When you call the IRS for help, you can expect to wait longer to have your questions answered -- if they get answered at all. Photo: www.cwcs.co.uk via Flickr.

When you receive poor customer service from a company, it's often because its customer service department is understaffed. It's the same with the IRS, which has been rocked by past and upcoming budget cuts. The cuts can have a meaningful impact on how easily you're able to prepare and file your tax return, and they could have a serious adverse effect on the whole country.

Here's the news: Congress, led by the GOP, has dealt another big budget blow to the IRS in its latest omnibus bill, which was just passed. The bill is meant to fund the federal government for the next fiscal year, preventing a government shutdown, but it contains a host of provisions that Republicans inserted and that Democrats have decried. One hotly contested provision is a reduction in funding for the IRS. 

Cutting the IRS' budget is like starving the goose that lays golden eggs. It makes little sense.

Source: Office of the National Taxpayer Advocate

An agitated advocate
Many don't know her, but we have a National Taxpayer Advocate in Washington, representing our tax-related interests. Nina Olson issues a big annual report to Congress, highlighting what she sees as the biggest problems with the IRS, and funding cuts have been high on her list for years now.

She has noted that between fiscal year 2010 and fiscal year 2013, the IRS budget has been cut by more than 8%, while full-time employee head count has dropped 8% and training spending for IRS employees has plunged 87%. Meanwhile, the number of tax returns being filed has risen more than 8% and the IRS' workload has increased in other ways, too, thanks to stresses including the growing problem of identity theft. As a result, taxpayers calling the IRS with questions have seen their average wait time surge from 2.6 minutes in 2004 to nearly 18 minutes in 2013, and only 61% of those 2013 calls were answered.

Discouraging numbers
Here's the craziest thing about the situation: While lawmakers might support IRS cuts because they're interested in reducing our budget deficit, they are in fact being extremely counterproductive. Check out this mind-blowing stat from Olson's office: "In FY 2013, the IRS collected $255 for each $1 it received in appropriated funds from the federal government."

Think about that. That's a massive potential return on taxpayer money, and it's being ignored. If we want more money for infrastructure and law enforcement and education and a host of other vital societal services, we need funding. And the IRS is standing ready to collect money that is owed to it. It just needs the funding to do its job. It would actually make a lot more budgetary sense to increase IRS funding so that more money could be collected.

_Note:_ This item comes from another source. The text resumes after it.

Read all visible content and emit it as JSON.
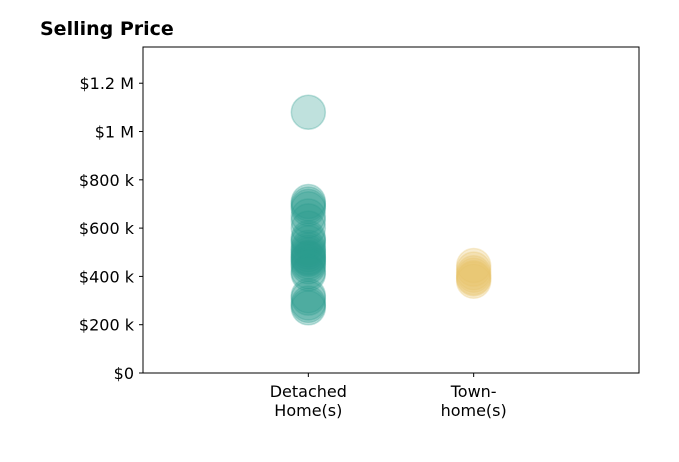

According to Bob Greenstein of the Center on Budget and Policy Priorities, the proposed 2015 funding level for IRS enforcement is 20% below 2010 levels, adjusted for inflation. "Due to budget cuts, the number of IRS staff devoted to enforcement has dropped by 15 percent since 2010." Thus when people or businesses claim more tax deductions or credits than they qualify for due to misunderstandings or fraud, there's a smaller chance that the lost revenue will be recouped. Per a Treasury department estimate, a $1 investment in IRS enforcement yields a $6 return. Greenstein opined, "Congress [has failed] American taxpayers by not giving the IRS what it needs to enforce the tax code."